Sum-of-least-square loss:
$$ \ell\left(\mathbf{\tilde W}\right) = \sum_{n=1}^N \left\| \mathbf{\tilde W}^T\mathbf{\tilde x^{(n)}} -\mathbf{t}^{(n}) \right\|^2 = \left\|\mathbf{\tilde X\tilde W-T}\right\|^2_F $$
- the $n$-th row of $\mathbf{\tilde X}$ is $\left[\mathbf{\tilde x}^{(n)}\right]^T$
- the $n$-th row of $\mathbf{T}$ is $\left[\mathbf{t}^{(n)}\right]^T$
The subscript $F$ denotes the Frobenius Norm.

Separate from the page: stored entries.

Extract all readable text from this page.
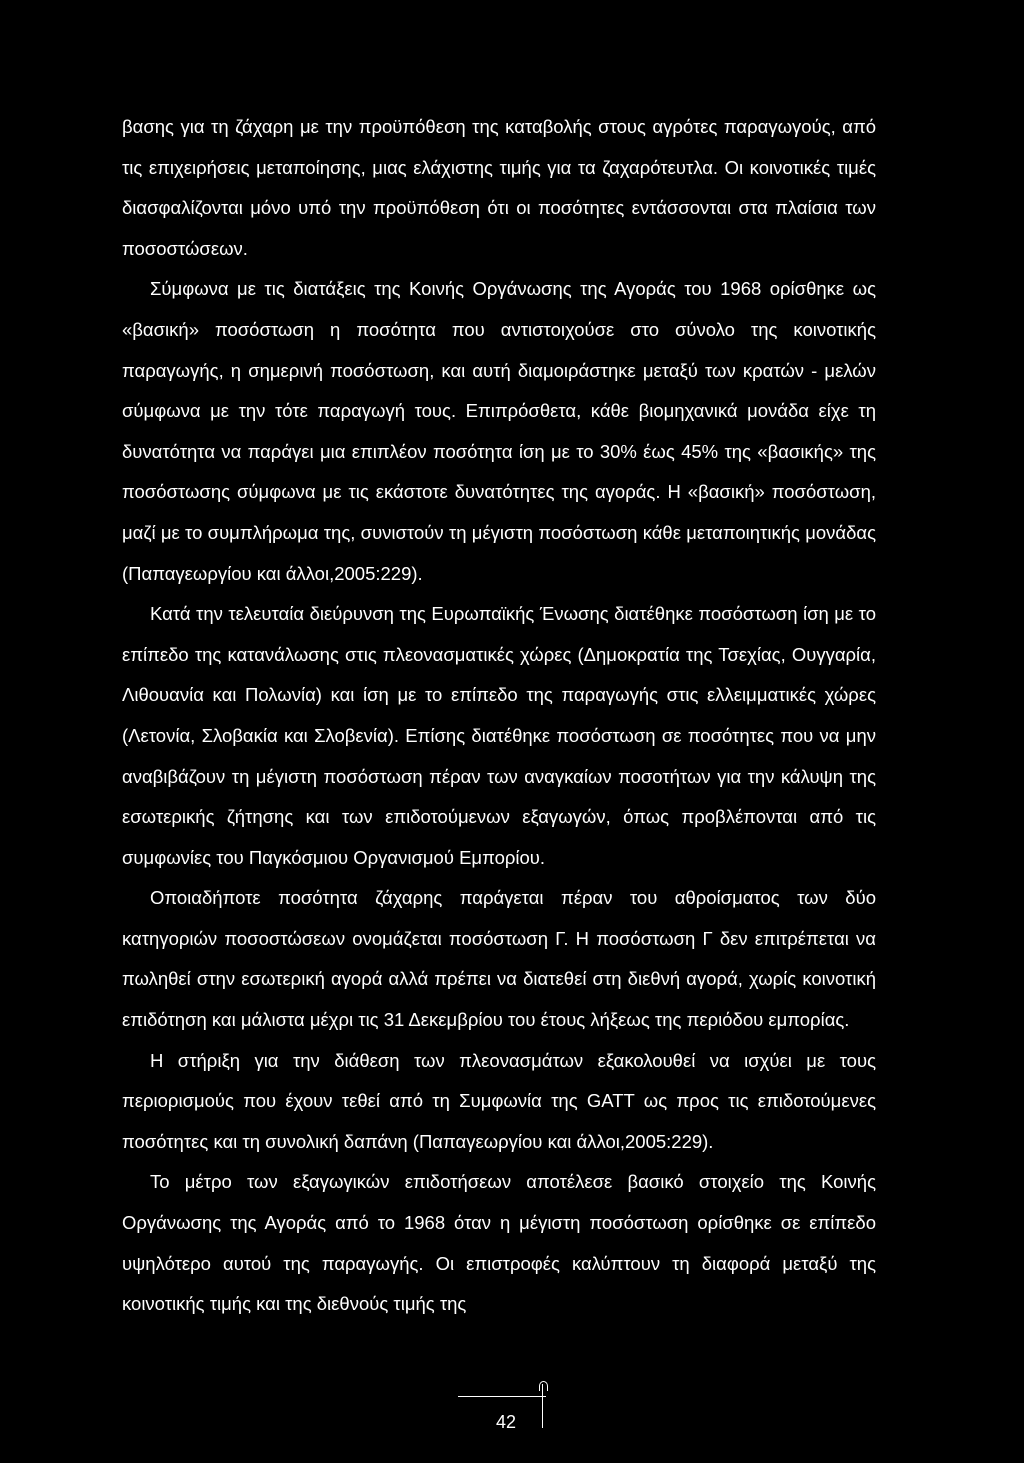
βασης για τη ζάχαρη με την προϋπόθεση της καταβολής στους αγρότες παραγωγούς, από τις επιχειρήσεις μεταποίησης, μιας ελάχιστης τιμής για τα ζαχαρότευτλα. Οι κοινοτικές τιμές διασφαλίζονται μόνο υπό την προϋπόθεση ότι οι ποσότητες εντάσσονται στα πλαίσια των ποσοστώσεων.

Σύμφωνα με τις διατάξεις της Κοινής Οργάνωσης της Αγοράς του 1968 ορίσθηκε ως «βασική» ποσόστωση η ποσότητα που αντιστοιχούσε στο σύνολο της κοινοτικής παραγωγής, η σημερινή ποσόστωση, και αυτή διαμοιράστηκε μεταξύ των κρατών - μελών σύμφωνα με την τότε παραγωγή τους. Επιπρόσθετα, κάθε βιομηχανικά μονάδα είχε τη δυνατότητα να παράγει μια επιπλέον ποσότητα ίση με το 30% έως 45% της «βασικής» της ποσόστωσης σύμφωνα με τις εκάστοτε δυνατότητες της αγοράς. Η «βασική» ποσόστωση, μαζί με το συμπλήρωμα της, συνιστούν τη μέγιστη ποσόστωση κάθε μεταποιητικής μονάδας (Παπαγεωργίου και άλλοι,2005:229).

Κατά την τελευταία διεύρυνση της Ευρωπαϊκής Ένωσης διατέθηκε ποσόστωση ίση με το επίπεδο της κατανάλωσης στις πλεονασματικές χώρες (Δημοκρατία της Τσεχίας, Ουγγαρία, Λιθουανία και Πολωνία) και ίση με το επίπεδο της παραγωγής στις ελλειμματικές χώρες (Λετονία, Σλοβακία και Σλοβενία). Επίσης διατέθηκε ποσόστωση σε ποσότητες που να μην αναβιβάζουν τη μέγιστη ποσόστωση πέραν των αναγκαίων ποσοτήτων για την κάλυψη της εσωτερικής ζήτησης και των επιδοτούμενων εξαγωγών, όπως προβλέπονται από τις συμφωνίες του Παγκόσμιου Οργανισμού Εμπορίου.

Οποιαδήποτε ποσότητα ζάχαρης παράγεται πέραν του αθροίσματος των δύο κατηγοριών ποσοστώσεων ονομάζεται ποσόστωση Γ. Η ποσόστωση Γ δεν επιτρέπεται να πωληθεί στην εσωτερική αγορά αλλά πρέπει να διατεθεί στη διεθνή αγορά, χωρίς κοινοτική επιδότηση και μάλιστα μέχρι τις 31 Δεκεμβρίου του έτους λήξεως της περιόδου εμπορίας.

Η στήριξη για την διάθεση των πλεονασμάτων εξακολουθεί να ισχύει με τους περιορισμούς που έχουν τεθεί από τη Συμφωνία της GATT ως προς τις επιδοτούμενες ποσότητες και τη συνολική δαπάνη (Παπαγεωργίου και άλλοι,2005:229).

Το μέτρο των εξαγωγικών επιδοτήσεων αποτέλεσε βασικό στοιχείο της Κοινής Οργάνωσης της Αγοράς από το 1968 όταν η μέγιστη ποσόστωση ορίσθηκε σε επίπεδο υψηλότερο αυτού της παραγωγής. Οι επιστροφές καλύπτουν τη διαφορά μεταξύ της κοινοτικής τιμής και της διεθνούς τιμής της

42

The expression above seems missed a step from the transpose.
This is what I would write:
$\displaystyle\sum_{n=1}^N\|\mathbf{\tilde W}^T\mathbf{\tilde x^{(n)}}-\mathbf{t}^{(n})\|^2=\displaystyle\sum_{n=1}^N\| [[\mathbf{\tilde W}^T\mathbf{\tilde x^{(n)}}-\mathbf{t}^{(n})]^T]^T\|^2=\displaystyle\sum_{n=1}^N\| [[\mathbf{\tilde x}^{(n)}]^T\mathbf{\tilde W}-[\mathbf{t}^{(n)}]^T]^T\|^2=\|[\mathbf{\tilde X\tilde W-T}]^T\|^2_F$
We need 2 transposes to keep the expression unchanged, don't we?
The title may not describe my question well. Any modification would be appreciated!
Note that we have $$\|A\|_F^2=\|A^T\|_F^2$$
in general since both expression just sum up the square of each entry.